Today's post comes from two wonderful readers who are both dealing with family members who don't understand Goth. I'm hoping that this post will answer both of their questions and make sure that they can get more advice in the comments if needed.
The first is from Azotsuru:
I'm 13, and I've recently been very interested in the Gothic subculture. I have a lot of questions on how to go about this without freaking out my parents(mostly my mom). But firstly, I'm African(and Christian), and my mom is kind of restricting.She doesn't wear make up, so i can't were it(even when I'm a lot older) and other things like that. I'm also worried that they may think I've turned into some Satan worshiper or something, I don't think they even know that goth is a thing. They may not understand,so I don't think I can tell them. What do I do? -Anonymous
In my opinion, one of the best ways to be a Goth without making your parents freak out is not to play it up as a big deal. If you announce to your parents "I'm a Goth," they might immediately start to bring up those stereotypes that you mentioned. So, don't even bring up the word Goth. You can probably integrate wearing more black into your wardrobe, or listening to Goth music, or watching Gothy movies without causing a fuss. Some elements of Gothy style aren't even that outlandish, maybe a necklace shaped like an antique key or a black tiered skirt would work here.
I know it is frustrating to have limits on how you dress, but remember that being unable to wear gothy makeup or super elaborate outfits doesn't make you less of a Goth. Many of us tone down our outfits for work or school or to be around family, you aren't alone in that. Just appreciating the subculture and enjoying the things other than clothing is perfectly fine. Who knows, maybe her mind will change as you get older, or when you leave home.
I hope this helps!
The second letter is from ABG:
My problems lie not with my parents. They in fact lie with my Grandmother on my Mothers' side. I have always been a Christian. My Grandmother apparently thinks that, because I'm a gothy type, that I am not Christian. (Stereotype much?) She constantly questions me on my religion every time she sees an opening. I continue to explain that 'Yes I'm still Christian' and 'No I'm not in an occult' and that 'Calm down. I'm an asthmatic remember? I don't smoke'. A typical opening would be 'So I saw this really adorable (fill in something totally innocent- such as a book -that is related to ghosts/various other things) and I like it.' 'Well Adilie, you know that ghosts aren't real right?' and she proceedes to talk to me about how 'God loves you so much.' Anywho- my question is: How do I explain goth to her? I've showed her videos by Jillian Venters (The Lady of Manners over at Gothic Charm School) that explain it, but she gets distracted by the fact the 'room looks weird' and basically brushes off everything that Jillian says.I remain, Mary Rose, your humble servant.ABG
In my opinion, dealing with grandparents and parents is much the same issue and, as above, it might be best not to add the name Goth (and all the stereotypes) to the mix.
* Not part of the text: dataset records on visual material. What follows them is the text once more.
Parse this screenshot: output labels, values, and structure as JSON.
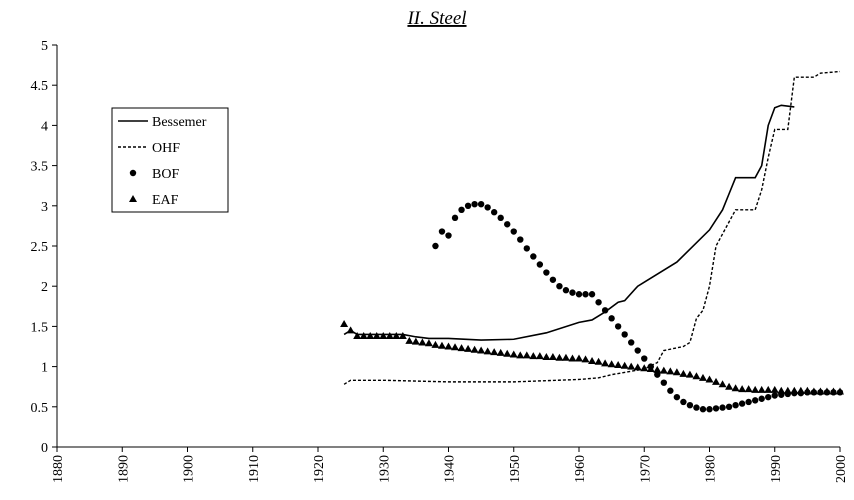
{
  "chart_data": {
    "type": "line",
    "title": "II. Steel",
    "xlim": [
      1880,
      2000
    ],
    "xticks": [
      1880,
      1890,
      1900,
      1910,
      1920,
      1930,
      1940,
      1950,
      1960,
      1970,
      1980,
      1990,
      2000
    ],
    "ylim": [
      0,
      5
    ],
    "yticks": [
      0,
      0.5,
      1,
      1.5,
      2,
      2.5,
      3,
      3.5,
      4,
      4.5,
      5
    ],
    "grid": false,
    "legend": "upper left",
    "series": [
      {
        "name": "Bessemer",
        "color": "#000000",
        "style": "solid",
        "x": [
          1924,
          1925,
          1926,
          1933,
          1935,
          1937,
          1940,
          1945,
          1950,
          1955,
          1960,
          1962,
          1964,
          1966,
          1967,
          1969,
          1970,
          1975,
          1980,
          1982,
          1983,
          1984,
          1985,
          1987,
          1988,
          1989,
          1990,
          1991,
          1993
        ],
        "values": [
          1.4,
          1.45,
          1.4,
          1.4,
          1.37,
          1.35,
          1.35,
          1.33,
          1.34,
          1.42,
          1.55,
          1.58,
          1.68,
          1.8,
          1.82,
          2.0,
          2.05,
          2.3,
          2.7,
          2.95,
          3.15,
          3.35,
          3.35,
          3.35,
          3.5,
          4.0,
          4.22,
          4.25,
          4.23
        ]
      },
      {
        "name": "OHF",
        "color": "#000000",
        "style": "dashed",
        "x": [
          1924,
          1925,
          1930,
          1940,
          1950,
          1960,
          1963,
          1965,
          1970,
          1972,
          1973,
          1976,
          1977,
          1978,
          1979,
          1980,
          1981,
          1983,
          1984,
          1987,
          1988,
          1989,
          1990,
          1992,
          1993,
          1996,
          1997,
          2000
        ],
        "values": [
          0.78,
          0.83,
          0.83,
          0.81,
          0.81,
          0.84,
          0.86,
          0.9,
          0.97,
          1.05,
          1.2,
          1.25,
          1.3,
          1.6,
          1.7,
          2.0,
          2.5,
          2.8,
          2.95,
          2.95,
          3.2,
          3.6,
          3.95,
          3.95,
          4.6,
          4.6,
          4.65,
          4.67
        ]
      },
      {
        "name": "BOF",
        "color": "#000000",
        "style": "circle",
        "x": [
          1938,
          1939,
          1940,
          1941,
          1942,
          1943,
          1944,
          1945,
          1946,
          1947,
          1948,
          1949,
          1950,
          1951,
          1952,
          1953,
          1954,
          1955,
          1956,
          1957,
          1958,
          1959,
          1960,
          1961,
          1962,
          1963,
          1964,
          1965,
          1966,
          1967,
          1968,
          1969,
          1970,
          1971,
          1972,
          1973,
          1974,
          1975,
          1976,
          1977,
          1978,
          1979,
          1980,
          1981,
          1982,
          1983,
          1984,
          1985,
          1986,
          1987,
          1988,
          1989,
          1990,
          1991,
          1992,
          1993,
          1994,
          1995,
          1996,
          1997,
          1998,
          1999,
          2000
        ],
        "values": [
          2.5,
          2.68,
          2.63,
          2.85,
          2.95,
          3.0,
          3.02,
          3.02,
          2.98,
          2.92,
          2.85,
          2.77,
          2.68,
          2.58,
          2.47,
          2.37,
          2.27,
          2.17,
          2.08,
          2.0,
          1.95,
          1.92,
          1.9,
          1.9,
          1.9,
          1.8,
          1.7,
          1.6,
          1.5,
          1.4,
          1.3,
          1.2,
          1.1,
          1.0,
          0.9,
          0.8,
          0.7,
          0.62,
          0.56,
          0.52,
          0.49,
          0.47,
          0.47,
          0.48,
          0.49,
          0.5,
          0.52,
          0.54,
          0.56,
          0.58,
          0.6,
          0.62,
          0.64,
          0.65,
          0.66,
          0.67,
          0.67,
          0.68,
          0.68,
          0.68,
          0.68,
          0.68,
          0.68
        ]
      },
      {
        "name": "EAF",
        "color": "#000000",
        "style": "triangle",
        "x": [
          1924,
          1925,
          1926,
          1927,
          1928,
          1929,
          1930,
          1931,
          1932,
          1933,
          1934,
          1935,
          1936,
          1937,
          1938,
          1939,
          1940,
          1941,
          1942,
          1943,
          1944,
          1945,
          1946,
          1947,
          1948,
          1949,
          1950,
          1951,
          1952,
          1953,
          1954,
          1955,
          1956,
          1957,
          1958,
          1959,
          1960,
          1961,
          1962,
          1963,
          1964,
          1965,
          1966,
          1967,
          1968,
          1969,
          1970,
          1971,
          1972,
          1973,
          1974,
          1975,
          1976,
          1977,
          1978,
          1979,
          1980,
          1981,
          1982,
          1983,
          1984,
          1985,
          1986,
          1987,
          1988,
          1989,
          1990,
          1991,
          1992,
          1993,
          1994,
          1995,
          1996,
          1997,
          1998,
          1999,
          2000
        ],
        "values": [
          1.53,
          1.45,
          1.38,
          1.38,
          1.38,
          1.38,
          1.38,
          1.38,
          1.38,
          1.38,
          1.32,
          1.31,
          1.3,
          1.29,
          1.27,
          1.26,
          1.25,
          1.24,
          1.23,
          1.22,
          1.21,
          1.2,
          1.19,
          1.18,
          1.17,
          1.16,
          1.15,
          1.14,
          1.14,
          1.13,
          1.13,
          1.12,
          1.12,
          1.11,
          1.11,
          1.1,
          1.1,
          1.09,
          1.07,
          1.06,
          1.04,
          1.03,
          1.02,
          1.01,
          1.0,
          0.99,
          0.98,
          0.97,
          0.96,
          0.95,
          0.94,
          0.93,
          0.91,
          0.9,
          0.88,
          0.86,
          0.84,
          0.81,
          0.78,
          0.75,
          0.73,
          0.72,
          0.72,
          0.71,
          0.71,
          0.71,
          0.71,
          0.7,
          0.7,
          0.7,
          0.7,
          0.7,
          0.69,
          0.69,
          0.69,
          0.69,
          0.69
        ]
      }
    ]
  }
}
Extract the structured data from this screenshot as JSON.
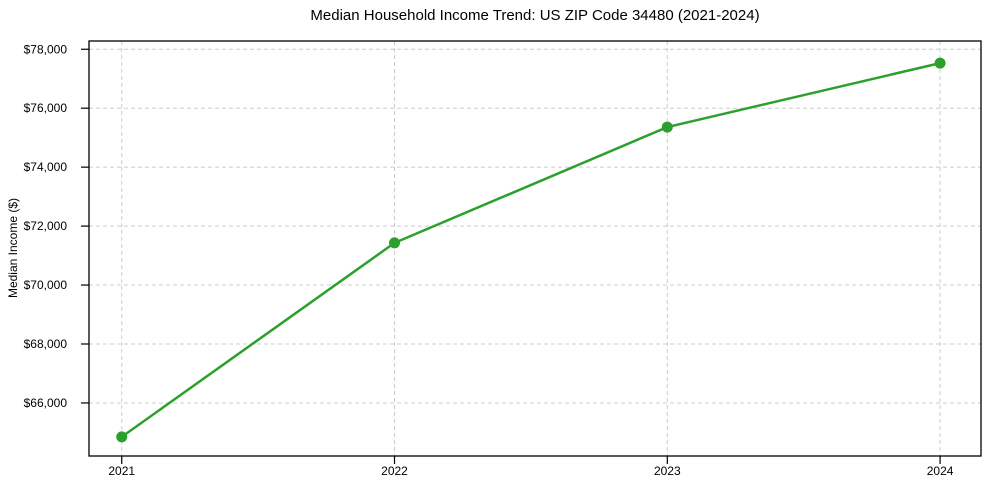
{
  "chart_data": {
    "type": "line",
    "title": "Median Household Income Trend: US ZIP Code 34480 (2021-2024)",
    "xlabel": "",
    "ylabel": "Median Income ($)",
    "x": [
      2021,
      2022,
      2023,
      2024
    ],
    "x_tick_labels": [
      "2021",
      "2022",
      "2023",
      "2024"
    ],
    "values": [
      64850,
      71430,
      75360,
      77530
    ],
    "y_ticks": [
      66000,
      68000,
      70000,
      72000,
      74000,
      76000,
      78000
    ],
    "y_tick_labels": [
      "$66,000",
      "$68,000",
      "$70,000",
      "$72,000",
      "$74,000",
      "$76,000",
      "$78,000"
    ],
    "xlim": [
      2020.88,
      2024.15
    ],
    "ylim": [
      64200,
      78280
    ],
    "grid": true,
    "grid_style": "dashed",
    "legend_position": "none",
    "marker": "circle",
    "colors": {
      "line": "#2ca02c",
      "marker": "#2ca02c",
      "grid": "#cccccc",
      "axis": "#000000",
      "text": "#000000",
      "background": "#ffffff"
    }
  }
}
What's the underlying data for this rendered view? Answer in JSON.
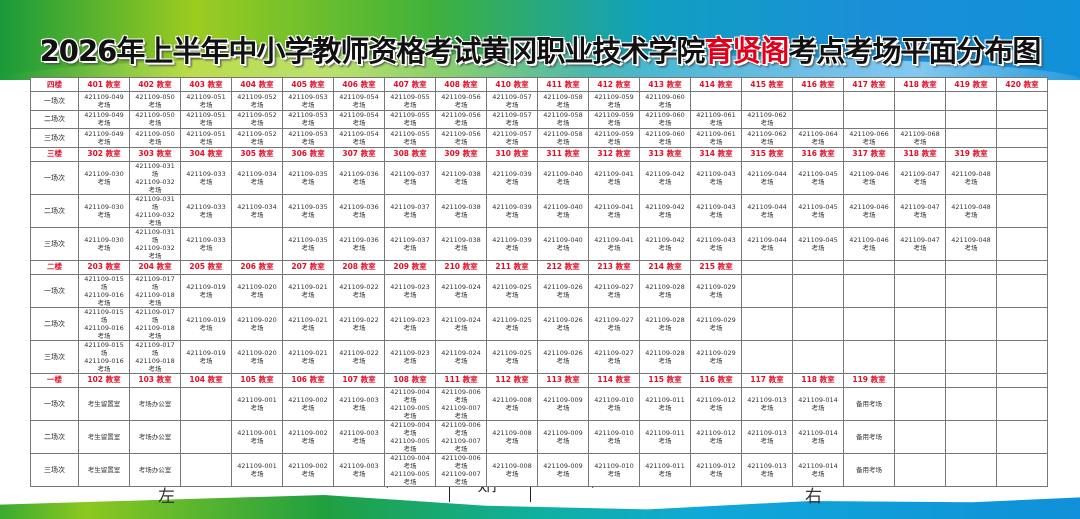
{
  "title": {
    "part1": "2026年上半年中小学教师资格考试黄冈职业技术学院",
    "highlight": "育贤阁",
    "part2": "考点考场平面分布图",
    "highlight_color": "#e0001a"
  },
  "sessions": [
    "一场次",
    "二场次",
    "三场次"
  ],
  "floors": [
    {
      "label": "四楼",
      "rooms": [
        "401 教室",
        "402 教室",
        "403 教室",
        "404 教室",
        "405 教室",
        "406 教室",
        "407 教室",
        "408 教室",
        "410 教室",
        "411 教室",
        "412 教室",
        "413 教室",
        "414 教室",
        "415 教室",
        "416 教室",
        "417 教室",
        "418 教室",
        "419 教室",
        "420 教室"
      ],
      "rows": [
        [
          "421109-049\n考场",
          "421109-050\n考场",
          "421109-051\n考场",
          "421109-052\n考场",
          "421109-053\n考场",
          "421109-054\n考场",
          "421109-055\n考场",
          "421109-056\n考场",
          "421109-057\n考场",
          "421109-058\n考场",
          "421109-059\n考场",
          "421109-060\n考场",
          "",
          "",
          "",
          "",
          "",
          "",
          ""
        ],
        [
          "421109-049\n考场",
          "421109-050\n考场",
          "421109-051\n考场",
          "421109-052\n考场",
          "421109-053\n考场",
          "421109-054\n考场",
          "421109-055\n考场",
          "421109-056\n考场",
          "421109-057\n考场",
          "421109-058\n考场",
          "421109-059\n考场",
          "421109-060\n考场",
          "421109-061\n考场",
          "421109-062\n考场",
          "",
          "",
          "",
          "",
          ""
        ],
        [
          "421109-049\n考场",
          "421109-050\n考场",
          "421109-051\n考场",
          "421109-052\n考场",
          "421109-053\n考场",
          "421109-054\n考场",
          "421109-055\n考场",
          "421109-056\n考场",
          "421109-057\n考场",
          "421109-058\n考场",
          "421109-059\n考场",
          "421109-060\n考场",
          "421109-061\n考场",
          "421109-062\n考场",
          "421109-064\n考场",
          "421109-066\n考场",
          "421109-068\n考场",
          "",
          ""
        ]
      ]
    },
    {
      "label": "三楼",
      "rooms": [
        "302 教室",
        "303 教室",
        "304 教室",
        "305 教室",
        "306 教室",
        "307 教室",
        "308 教室",
        "309 教室",
        "310 教室",
        "311 教室",
        "312 教室",
        "313 教室",
        "314 教室",
        "315 教室",
        "316 教室",
        "317 教室",
        "318 教室",
        "319 教室",
        ""
      ],
      "rows": [
        [
          "421109-030\n考场",
          "421109-031\n场\n421109-032\n考场",
          "421109-033\n考场",
          "421109-034\n考场",
          "421109-035\n考场",
          "421109-036\n考场",
          "421109-037\n考场",
          "421109-038\n考场",
          "421109-039\n考场",
          "421109-040\n考场",
          "421109-041\n考场",
          "421109-042\n考场",
          "421109-043\n考场",
          "421109-044\n考场",
          "421109-045\n考场",
          "421109-046\n考场",
          "421109-047\n考场",
          "421109-048\n考场",
          ""
        ],
        [
          "421109-030\n考场",
          "421109-031\n场\n421109-032\n考场",
          "421109-033\n考场",
          "421109-034\n考场",
          "421109-035\n考场",
          "421109-036\n考场",
          "421109-037\n考场",
          "421109-038\n考场",
          "421109-039\n考场",
          "421109-040\n考场",
          "421109-041\n考场",
          "421109-042\n考场",
          "421109-043\n考场",
          "421109-044\n考场",
          "421109-045\n考场",
          "421109-046\n考场",
          "421109-047\n考场",
          "421109-048\n考场",
          ""
        ],
        [
          "421109-030\n考场",
          "421109-031\n场\n421109-032\n考场",
          "421109-033\n考场",
          "",
          "421109-035\n考场",
          "421109-036\n考场",
          "421109-037\n考场",
          "421109-038\n考场",
          "421109-039\n考场",
          "421109-040\n考场",
          "421109-041\n考场",
          "421109-042\n考场",
          "421109-043\n考场",
          "421109-044\n考场",
          "421109-045\n考场",
          "421109-046\n考场",
          "421109-047\n考场",
          "421109-048\n考场",
          ""
        ]
      ]
    },
    {
      "label": "二楼",
      "rooms": [
        "203 教室",
        "204 教室",
        "205 教室",
        "206 教室",
        "207 教室",
        "208 教室",
        "209 教室",
        "210 教室",
        "211 教室",
        "212 教室",
        "213 教室",
        "214 教室",
        "215 教室",
        "",
        "",
        "",
        "",
        "",
        ""
      ],
      "rows": [
        [
          "421109-015\n场\n421109-016\n考场",
          "421109-017\n场\n421109-018\n考场",
          "421109-019\n考场",
          "421109-020\n考场",
          "421109-021\n考场",
          "421109-022\n考场",
          "421109-023\n考场",
          "421109-024\n考场",
          "421109-025\n考场",
          "421109-026\n考场",
          "421109-027\n考场",
          "421109-028\n考场",
          "421109-029\n考场",
          "",
          "",
          "",
          "",
          "",
          ""
        ],
        [
          "421109-015\n场\n421109-016\n考场",
          "421109-017\n场\n421109-018\n考场",
          "421109-019\n考场",
          "421109-020\n考场",
          "421109-021\n考场",
          "421109-022\n考场",
          "421109-023\n考场",
          "421109-024\n考场",
          "421109-025\n考场",
          "421109-026\n考场",
          "421109-027\n考场",
          "421109-028\n考场",
          "421109-029\n考场",
          "",
          "",
          "",
          "",
          "",
          ""
        ],
        [
          "421109-015\n场\n421109-016\n考场",
          "421109-017\n场\n421109-018\n考场",
          "421109-019\n考场",
          "421109-020\n考场",
          "421109-021\n考场",
          "421109-022\n考场",
          "421109-023\n考场",
          "421109-024\n考场",
          "421109-025\n考场",
          "421109-026\n考场",
          "421109-027\n考场",
          "421109-028\n考场",
          "421109-029\n考场",
          "",
          "",
          "",
          "",
          "",
          ""
        ]
      ]
    },
    {
      "label": "一楼",
      "rooms": [
        "102 教室",
        "103 教室",
        "104 教室",
        "105 教室",
        "106 教室",
        "107 教室",
        "108 教室",
        "111 教室",
        "112 教室",
        "113 教室",
        "114 教室",
        "115 教室",
        "116 教室",
        "117 教室",
        "118 教室",
        "119 教室",
        "",
        "",
        ""
      ],
      "rows": [
        [
          "考生留置室",
          "考场办公室",
          "",
          "421109-001\n考场",
          "421109-002\n考场",
          "421109-003\n考场",
          "421109-004\n考场\n421109-005\n考场",
          "421109-006\n考场\n421109-007\n考场",
          "421109-008\n考场",
          "421109-009\n考场",
          "421109-010\n考场",
          "421109-011\n考场",
          "421109-012\n考场",
          "421109-013\n考场",
          "421109-014\n考场",
          "备用考场",
          "",
          "",
          ""
        ],
        [
          "考生留置室",
          "考场办公室",
          "",
          "421109-001\n考场",
          "421109-002\n考场",
          "421109-003\n考场",
          "421109-004\n考场\n421109-005\n考场",
          "421109-006\n考场\n421109-007\n考场",
          "421109-008\n考场",
          "421109-009\n考场",
          "421109-010\n考场",
          "421109-011\n考场",
          "421109-012\n考场",
          "421109-013\n考场",
          "421109-014\n考场",
          "备用考场",
          "",
          "",
          ""
        ],
        [
          "考生留置室",
          "考场办公室",
          "",
          "421109-001\n考场",
          "421109-002\n考场",
          "421109-003\n考场",
          "421109-004\n考场\n421109-005\n考场",
          "421109-006\n考场\n421109-007\n考场",
          "421109-008\n考场",
          "421109-009\n考场",
          "421109-010\n考场",
          "421109-011\n考场",
          "421109-012\n考场",
          "421109-013\n考场",
          "421109-014\n考场",
          "备用考场",
          "",
          "",
          ""
        ]
      ]
    }
  ],
  "footer": {
    "left": "左",
    "gate": "大门",
    "right": "右"
  }
}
If you are yourself a Christian, it might be best to appeal to your grandmother using that. Something to the effect of "I am a Christian and do not think that being interested in Goth is a barrier between me and God. It's an interest that I have and I wish you would be supportive." If you go out of your way to demonstrate your faith to your grandmother (volunteer to go to church with her, ask her what her thoughts are on a particular bible story, etc.) she will be less likely to think that your other interests are at-odds with your Christianity.
You might also try to find some common ground with her about other things. Maybe she likes history, or other literature? Has she ever approved of something Gothy you've worn or liked (as small as a piece of jewelry, a particular outfit, something creative you've done)? Maybe bring that up.
I don't know how your parents feel, but if your mother is supportive maybe you could ask her to talk to her mother. You could ask your mother "Hey mom, my grandmother is being very critical of my hobbies and I feel that it's really disruptive to our relationship. Could you tell her that I value our relationship and that I hope she knows I don't want my hobbies to get between us?"
I hope that helps!
Readers, how do you deal with family members who just don't "get it"?